In der ersten Juniwoche. Konzept eines Gedichts an die Schwester, im Stuttgarter Foliobuch, auf der Seite von Sapphos Schwanengesang. Die gewählte Konstellation entspricht dem künftigen Verhältnis zwischen den Geschwistern, das Suzette Gontard in ihrem letzten Brief entworfen hatte. Der auch der Mutter mitgeteilte Plan Muttere Plan nennt entweder eine Übernachtung: entweder in dem seit dem Tod des Vaters von den Verwandten Lederer-Essich verwalteten Klosterhof in Lauffen - im sogenannten Dorf oder,Dörfle’- oder auch bei Blösts in Klingenberg am Neckar.
An meine Schwester.
Übernacht’ ich im Dorf
Albluft
Straße hinunter
Haus Wiedersehn. Sonne der Heimath
Kahnfahrt,
Freunde Männer und Mütter.
Schlummer.
Um die Junimitte vmtl. in Nürtingen. Die ohne Entwurf überlieferte alkäische Ode Rükkehr in die Heimath erscheint im Cottaischen Almanach Für Herz und Geist. Ein Taschenbuch auf das Jahr 1801. Dessen Herausgeber Friedrich Haug dürfte das Gedicht bald nach der Ankunft in Stuttgart erhalten haben.
Rükkehr in die Heimath.
Ihr milden Lüfte, Boten Italiens! Und du mit deinen Pappeln, geliebter Strom! Ihr woogenden Gebirg’, o all ihr Sonnigen Gipfel, so seid ihr’s wieder!
Du stiller Ort! in Träumen erschienst du fern Nach hoffnungslosem Tage dem Sehnenden, Und du, mein Haus, und ihr, Gespielen, Bäume des Hügels, ihr wohlbekannten!

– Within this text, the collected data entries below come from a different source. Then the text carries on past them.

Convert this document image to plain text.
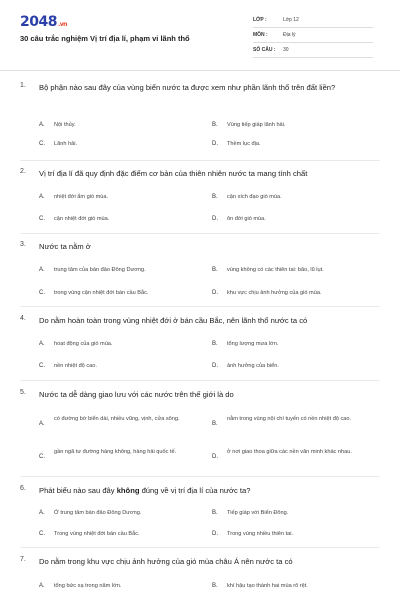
2048.vn
30 câu trắc nghiệm Vị trí địa lí, phạm vi lãnh thổ
LỚP :	Lớp 12
MÔN :	Địa lý
SỐ CÂU : 30
1. Bộ phận nào sau đây của vùng biển nước ta được xem như phần lãnh thổ trên đất liền?
A. Nội thủy.	B. Vùng tiếp giáp lãnh hải.
C. Lãnh hải.	D. Thềm lục địa.
2. Vị trí địa lí đã quy định đặc điểm cơ bản của thiên nhiên nước ta mang tính chất
A. nhiệt đới ẩm gió mùa.	B. cận xích đạo gió mùa.
C. cận nhiệt đới gió mùa.	D. ôn đới gió mùa.
3. Nước ta nằm ở
A. trung tâm của bán đảo Đông Dương.	B. vùng không có các thiên tai: bão, lũ lụt.
C. trong vùng cận nhiệt đới bán cầu Bắc.	D. khu vực chịu ảnh hưởng của gió mùa.
4. Do nằm hoàn toàn trong vùng nhiệt đới ở bán cầu Bắc, nên lãnh thổ nước ta có
A. hoạt động của gió mùa.	B. tổng lượng mưa lớn.
C. nền nhiệt độ cao.	D. ảnh hưởng của biển.
5. Nước ta dễ dàng giao lưu với các nước trên thế giới là do
A.
có đường bờ biển dài, nhiều vũng, vịnh, cửa sông.
B.
nằm trong vùng nội chí tuyến có nền nhiệt độ cao.
C.
gần ngã tư đường hàng không, hàng hải quốc tế.
D.
ở nơi giao thoa giữa các nền văn minh khác nhau.
6. Phát biểu nào sau đây không đúng về vị trí địa lí của nước ta?
A. Ở trung tâm bán đảo Đông Dương.	B. Tiếp giáp với Biển Đông.
C. Trong vùng nhiệt đới bán cầu Bắc.	D. Trong vùng nhiều thiên tai.
7. Do nằm trong khu vực chịu ảnh hưởng của gió mùa châu Á nên nước ta có
A. tổng bức xạ trong năm lớn.	B. khí hậu tạo thành hai mùa rõ rệt.
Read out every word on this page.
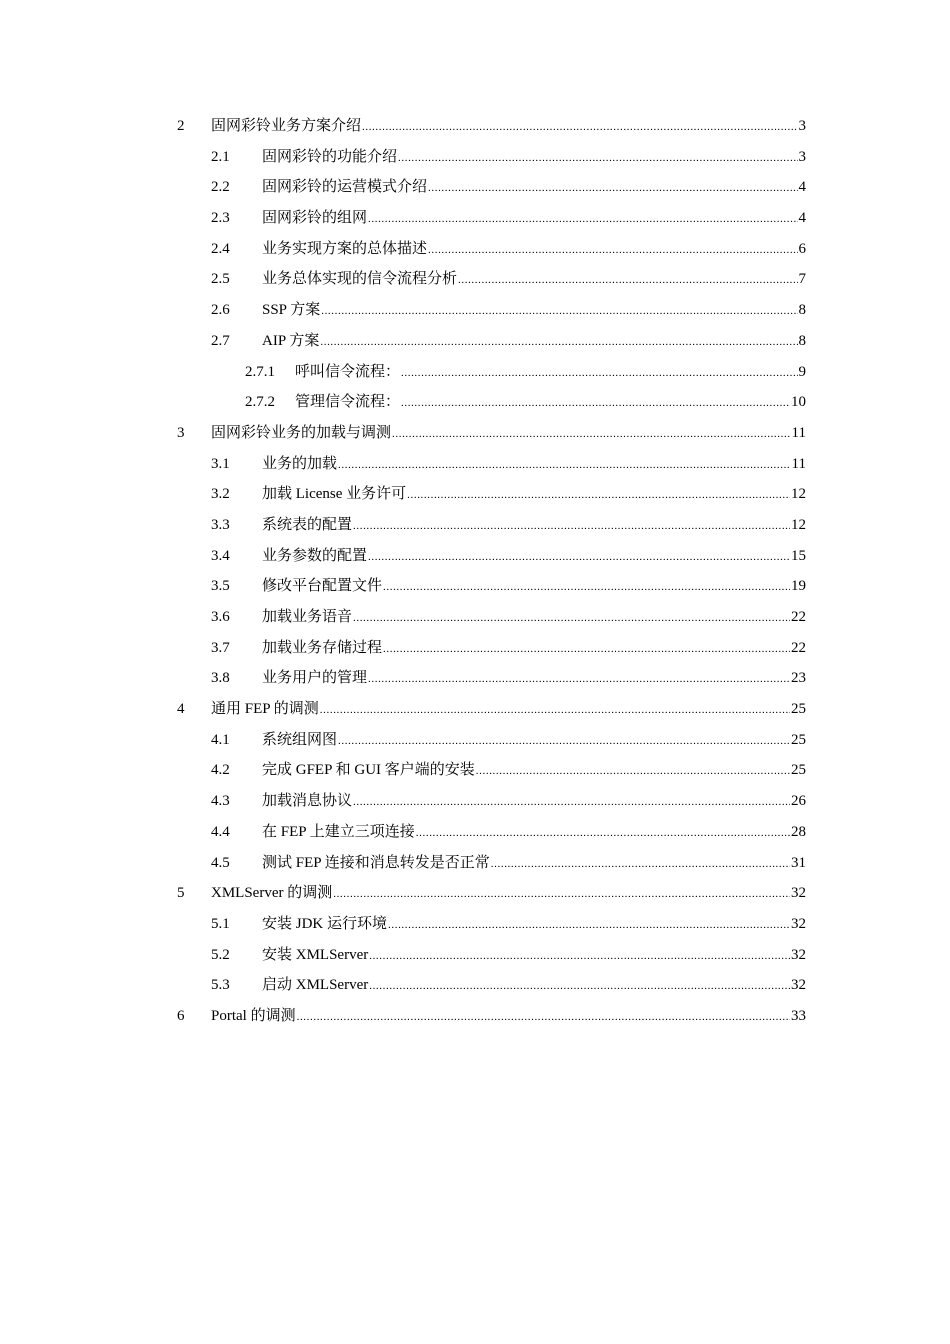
2 固网彩铃业务方案介绍 .....	3
2.1 固网彩铃的功能介绍 .....	3
2.2 固网彩铃的运营模式介绍 .....	4
2.3 固网彩铃的组网 .....	4
2.4 业务实现方案的总体描述 .....	6
2.5 业务总体实现的信令流程分析 .....	7
2.6 SSP 方案 .....	8
2.7 AIP 方案 .....	8
2.7.1 呼叫信令流程： .....	9
2.7.2 管理信令流程： .....	10
3 固网彩铃业务的加载与调测 .....	11
3.1 业务的加载 .....	11
3.2 加载 License 业务许可 .....	12
3.3 系统表的配置 .....	12
3.4 业务参数的配置 .....	15
3.5 修改平台配置文件 .....	19
3.6 加载业务语音 .....	22
3.7 加载业务存储过程 .....	22
3.8 业务用户的管理 .....	23
4 通用 FEP 的调测 .....	25
4.1 系统组网图 .....	25
4.2 完成 GFEP 和 GUI 客户端的安装 .....	25
4.3 加载消息协议 .....	26
4.4 在 FEP 上建立三项连接 .....	28
4.5 测试 FEP 连接和消息转发是否正常 .....	31
5 XMLServer 的调测 .....	32
5.1 安装 JDK 运行环境 .....	32
5.2 安装 XMLServer .....	32
5.3 启动 XMLServer .....	32
6 Portal 的调测 .....	33
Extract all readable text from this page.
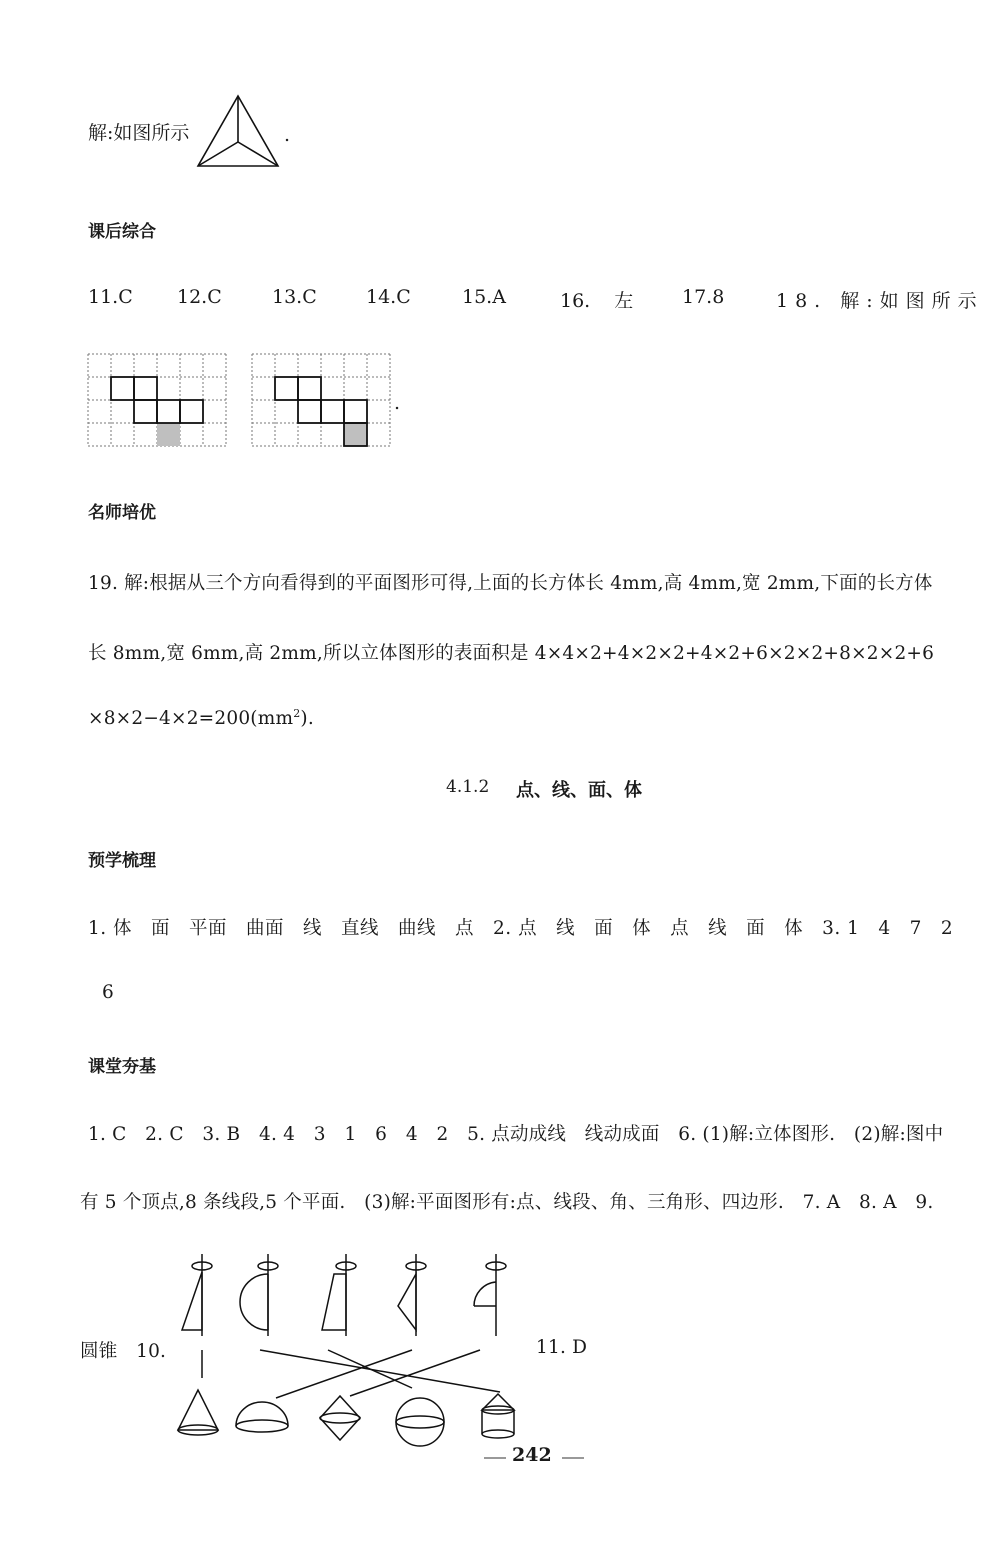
解:如图所示	.
课后综合
11.C 12.C	13.C	14.C	15.A	16. 左	17.8	18. 解:如图所示
.
名师培优
19. 解:根据从三个方向看得到的平面图形可得,上面的长方体长 4mm,高 4mm,宽 2mm,下面的长方体
长 8mm,宽 6mm,高 2mm,所以立体图形的表面积是 4×4×2+4×2×2+4×2+6×2×2+8×2×2+6
$\times 8\times 2-4\times 2=200(mm^2)$.
4.1.2 点、线、面、体
预学梳理
1. 体　面　平面　曲面　线　直线　曲线　点　2. 点　线　面　体　点　线　面　体　3. 1　4　7　2
6
课堂夯基
1. C　2. C　3. B　4. 4　3　1　6　4　2　5. 点动成线　线动成面　6. (1)解:立体图形.　(2)解:图中
有 5 个顶点,8 条线段,5 个平面.　(3)解:平面图形有:点、线段、角、三角形、四边形.　7. A　8. A　9.
圆锥　10.	11. D
242
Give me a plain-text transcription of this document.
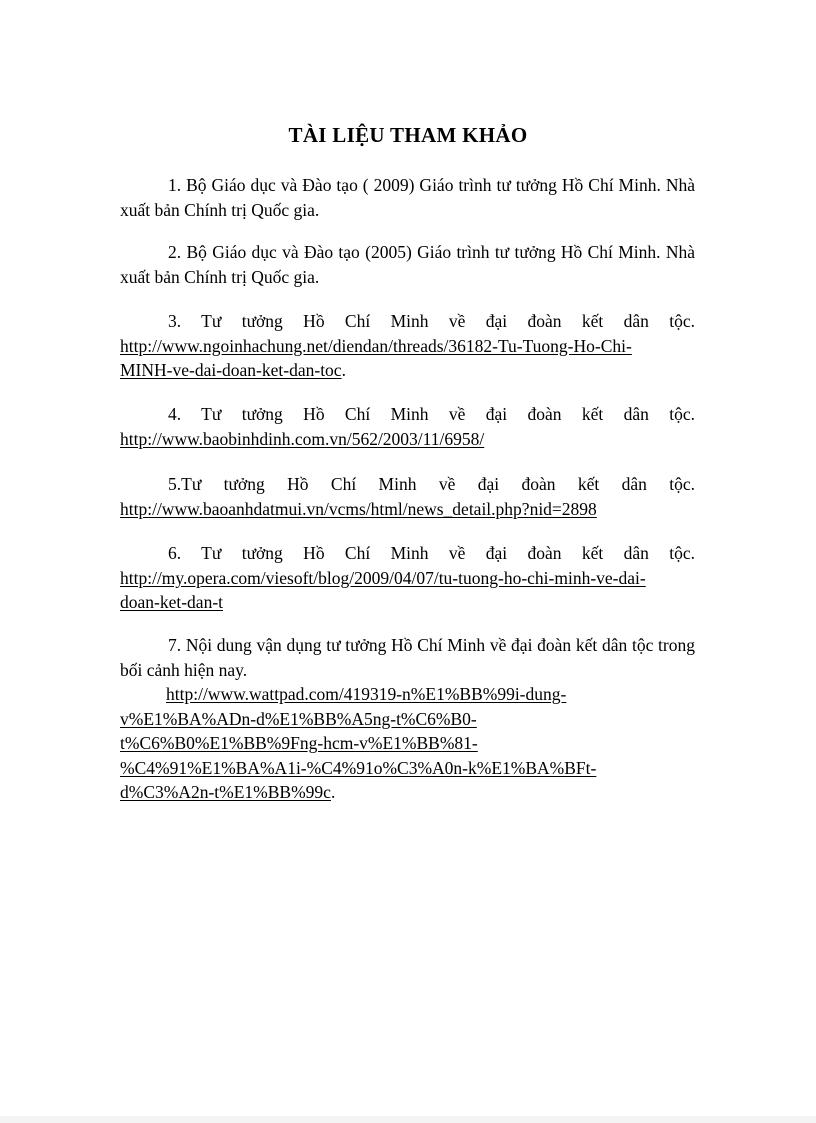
TÀI LIỆU THAM KHẢO

1. Bộ Giáo dục và Đào tạo ( 2009) Giáo trình tư tưởng Hồ Chí Minh. Nhà xuất bản Chính trị Quốc gia.

2. Bộ Giáo dục và Đào tạo (2005) Giáo trình tư tưởng Hồ Chí Minh. Nhà xuất bản Chính trị Quốc gia.

3. Tư tưởng Hồ Chí Minh về đại đoàn kết dân tộc.
http://www.ngoinhachung.net/diendan/threads/36182-Tu-Tuong-Ho-Chi-
MINH-ve-dai-doan-ket-dan-toc.
4. Tư tưởng Hồ Chí Minh về đại đoàn kết dân tộc.
http://www.baobinhdinh.com.vn/562/2003/11/6958/
5.Tư tưởng Hồ Chí Minh về đại đoàn kết dân tộc.
http://www.baoanhdatmui.vn/vcms/html/news_detail.php?nid=2898
6. Tư tưởng Hồ Chí Minh về đại đoàn kết dân tộc.
http://my.opera.com/viesoft/blog/2009/04/07/tu-tuong-ho-chi-minh-ve-dai-
doan-ket-dan-t
7. Nội dung vận dụng tư tưởng Hồ Chí Minh về đại đoàn kết dân tộc trong bối cảnh hiện nay.
http://www.wattpad.com/419319-n%E1%BB%99i-dung-
v%E1%BA%ADn-d%E1%BB%A5ng-t%C6%B0-
t%C6%B0%E1%BB%9Fng-hcm-v%E1%BB%81-
%C4%91%E1%BA%A1i-%C4%91o%C3%A0n-k%E1%BA%BFt-
d%C3%A2n-t%E1%BB%99c.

Wie lang ist’s, o wie lange! des Kindes Ruh’ Ist hin, und hin ist Jugend und Lieb’ und Lust; Doch du, mein Vaterland, du heilig- Duldendes, siehe, du bist geblieben!
Und darum, daß sie dulden mit dir, mit dir Sich freun, erziehst du, Theures! die Deinen auch, Und mahnst in Träumen, wenn sie ferne Schweifen und irren, die Ungetreuen.
Und wenn im heißen Busen dem Jünglinge Die eigenmächt’gen Wünsche besänftiget Und stille vor dem Schiksaal sind, dann Giebt der Geläuterte dir sich lieber.
Lebt wohl dann, Jugendtage, du Rosenpfad Der Lieb’, und all’ ihr Pfade des Wanderers, Lebt wohl! und nimm und seegne du mein Leben, o Himmel der Heimath, wieder!
20. Juni; Ausgabenliste. d 20 Jun auf Stuttg. mitgegeben - 66 vor Mobel etlich Kleidungs Stücke dem Botten vor Transporte seiner Sachen - 15.
Mglw. bald nach der Ankunft in Stuttgart wird auf einer leeren Seite im vorderen Teil des Foliobuchs eine Erweiterung der als Sapphos Schwanengesang konzipierten Ode notiert. Werden die beiden in dieser Skizze nicht zitierten Zeilen als weiterhin gültig gesetzt, kann der durch das dreimalige Hier aktualisierte Plan als Palinodie, als Widerruf des resignativen Gehalts der Ode Rükkehr in die Heimath verstanden werden.
Himmlische Liebe! wenn ich dein vergäße
Wenn von der süßen Jugend immermahnend die Erinnerung nur mir blieb Eines wüßt ich Ihr Hier Hier Hier
Auf der gegenüber liegenden Seite wiederholt wird der Eingang der im Entwurf schon vorliegenden Ode Ermunterung, deren zwar nicht notierte, vmtl. jedoch von Anfang an feststehende Überschrift dem ermunternden Billet Prinzessin Augustes verpflichtet ist. Anzunehmen also, daß der Dichter hier eine der Schwester, der Geliebten und der fürstlichen Gönnerin gewidmete Odentriade ins Auge gefaßt hatte.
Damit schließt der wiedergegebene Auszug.